All I know is that the entire SMA community praises Dr. Schroth to no end. Her knowledge and expertise with SMA is considered top notch. Her word on SMA is golden.

This SMA dad also told us that SMA kids who don’t go directly on BiPAP post-op tend to expend all their energy trying to breathe when they should be simply trying to recover post-op. As a result, these kids may look just fine when they are recovering in the hospital, but once they get home, they have a serious crash and may never regain their previous strength.

Kate spoke to a local SMA mom today who told us her child did the G-Tube/Nissen procedure, and her pulmo did not put her child on BiPAP post-op. The child went home and crashed soon after. She never regained her prior strength and passed away not too much longer after that. She believes the crash was caused by the failure to go on BiPAP post-op. Who was her pulmo? The same one we have.

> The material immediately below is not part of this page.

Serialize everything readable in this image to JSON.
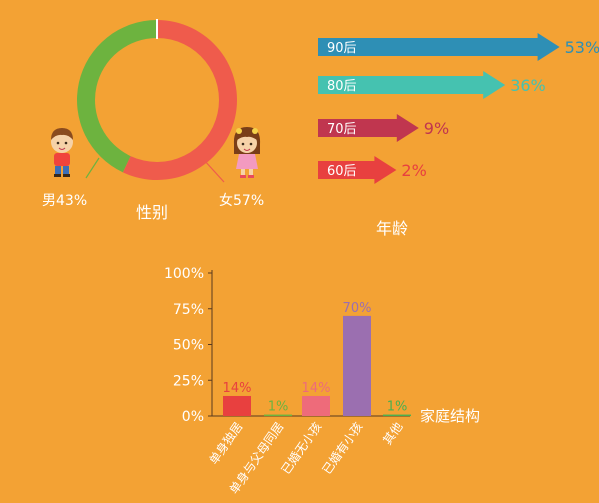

Kate also mentioned to this SMA mom that we met our pediatric surgeon who is scheduled to do Getty’s G-tube/Nissen. When we were in his office, we asked him a lot of questions about the procedure and he was irritated that we were challenging his ideas. We asked him how many SMA G-Tube/Nissen procedures he has done. He told us he had done a handful in the past decade, and he told us about the last one he did. It turns out the last one he said he did was the case of the SMA mom Kate was talking to today. That SMA mom told us that our surgeon  was NOT the surgeon doing the procedure on her child and that their surgeon was the OTHER Kaiser surgeon. In other words, our surgeon was apparently taking credit for some other surgeon’s work. We wonder how many other SMA G-Tubes he claims to have done were really his or if he just happened to be in the same room as whoever was actually doing the surgery.

Kate and I are getting the feeling Kaiser is the McDonald’s of health care. If you want a Bic Mac and fries, Kaiser will fill you up just fine. If you need extra pickles, you run the risk they’ll screw up your entire order. If you need special service and a quality product, go somewhere else.

I’ve never been to Wisconsin. Maybe it’s nice this time of year.